Hormone Test
Progesterone Test
A detailed guide to the Progesterone test, the primary method for confirming ovulation and assessing whether the uterus is ready to support a pregnancy.
Test Overview
Progesterone is known as the "pro-gestation" hormone. It dominates the second half of the cycle (Luteal Phase).
Key Purpose
To answer the question: "Did I ovulate?". If progesterone is low in the second half of your cycle, ovulation likely did not occur.
1. Purpose and Uses of the Progesterone Test
While FSH and LH focus on the quality of the egg and timing of release, Progesterone focuses on what happens after the egg is released.
Common Indications
- Confirming that ovulation has occurred.
- Diagnosing Luteal Phase Defect (when the second half of the cycle is too short or hormonal support is too weak to sustain a pregnancy).
- Monitoring early pregnancy health (to prevent miscarriage).
- Diagnosing ectopic pregnancy or failing pregnancy (alongside hCG tests).
2. The "Day 21" Rule (Timing is Everything)
Progesterone is low during the first half of the cycle. It rises sharply only after ovulation. Therefore, timing the blood draw is critical.
Why "Day 21" Can Be Wrong
Doctors often order a "Day 21 Progesterone" test. This assumes you have a textbook 28-day cycle and ovulate on Day 14.
- The Rule: You should test 7 days after ovulation (the mid-luteal phase).
- If you have a 28-day cycle: Test on Day 21.
- If you have a 35-day cycle: You likely ovulate around Day 21. If you test on Day 21, the result will be low (false negative). You should test on Day 28.
Calculating Your Test Day
Do not strictly follow "Day 21" if your periods are irregular. Use ovulation predictor kits (OPKs) to find your surge, then count 7 days forward to schedule your blood test for the most accurate results.
3. Role in Pregnancy
Once the egg is released, the empty follicle becomes the Corpus Luteum, which pumps out progesterone.
- Uterine Lining: It thickens the endometrium, creating a "sticky" environment for the embryo to implant.
- Muscle Relaxant: It prevents uterine contractions that might reject the embryo.
- Immune Modulation: It signals the mother's immune system not to attack the fetal DNA.
4. Normal Levels
Levels fluctuate wildly depending on where you are in your cycle or pregnancy.
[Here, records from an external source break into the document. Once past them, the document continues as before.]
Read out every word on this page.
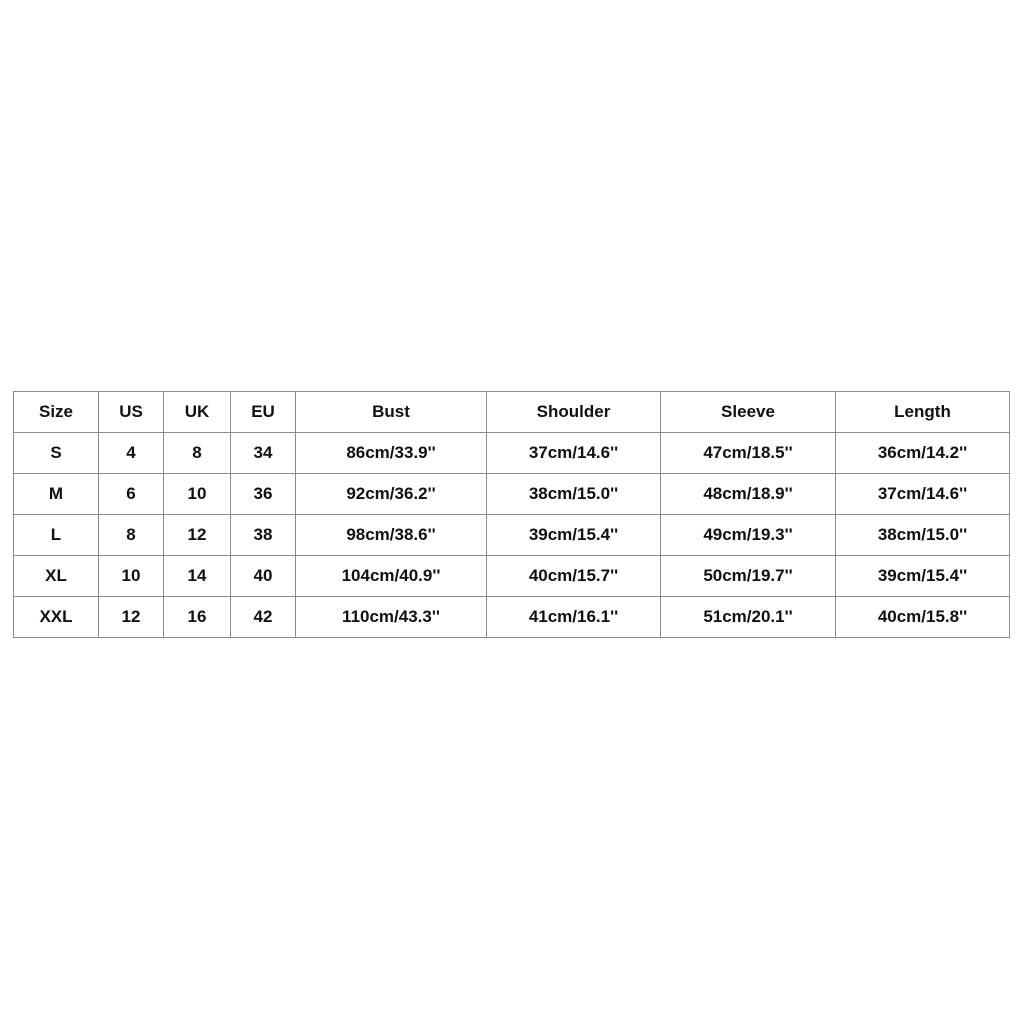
Size	US	UK	EU	Bust	Shoulder	Sleeve	Length
S	4	8	34	86cm/33.9''	37cm/14.6''	47cm/18.5''	36cm/14.2''
M	6	10	36	92cm/36.2''	38cm/15.0''	48cm/18.9''	37cm/14.6''
L	8	12	38	98cm/38.6''	39cm/15.4''	49cm/19.3''	38cm/15.0''
XL	10	14	40	104cm/40.9''	40cm/15.7''	50cm/19.7''	39cm/15.4''
XXL	12	16	42	110cm/43.3''	41cm/16.1''	51cm/20.1''	40cm/15.8''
Below are general reference ranges (ng/mL):
| Cycle Phase | Range (ng/mL) | Status |
|---|---|---|
| Follicular Phase (Start of cycle) | < 1.0 ng/mL | Pre-ovulation |
| Mid-Luteal Phase (7 days post-ovulation) | 5 – 20 ng/mL | Ovulation Confirmed |
| Post-Menopause | < 1.0 ng/mL | Normal low |
| First Trimester | 11 – 44 ng/mL | Supporting pregnancy |
| Second Trimester | 25 – 83 ng/mL | Placenta taking over |
Note: To convert ng/mL to nmol/L, multiply by 3.18.
5. Interpreting Results
Low Progesterone (Mid-Luteal)
A result below 5 ng/mL (sometimes below 3 ng/mL depending on the lab) 7 days after expected ovulation usually indicates:
- Anovulation: No egg was released.
- Luteal Phase Defect: The corpus luteum is not producing enough hormone to support implantation.
- Timing Error: The test was taken too early or too late relative to ovulation.
High Progesterone
- Pregnancy: Levels remain high instead of dropping at the end of the cycle.
- Multiples: Twins or triplets often produce higher hormone levels.
- Cysts: A luteal cyst may cause persistent elevation.
6. Treatment and Support
Low progesterone is one of the easier fertility issues to manage. It is a standard part of IVF and IUI protocols.
- Vaginal Suppositories: The most common treatment. Progesterone capsules are inserted vaginally to deliver the hormone directly to the uterus.
- Injections: Progesterone in Oil (PIO) injections are frequently used during IVF cycles to ensure absorption.
- Oral Medication: Less common due to side effects (drowsiness) and lower absorption rates compared to vaginal or injectable routes.
If you are prescribed progesterone, you typically continue taking it until the 10th or 12th week of pregnancy, when the placenta matures enough to take over hormone production.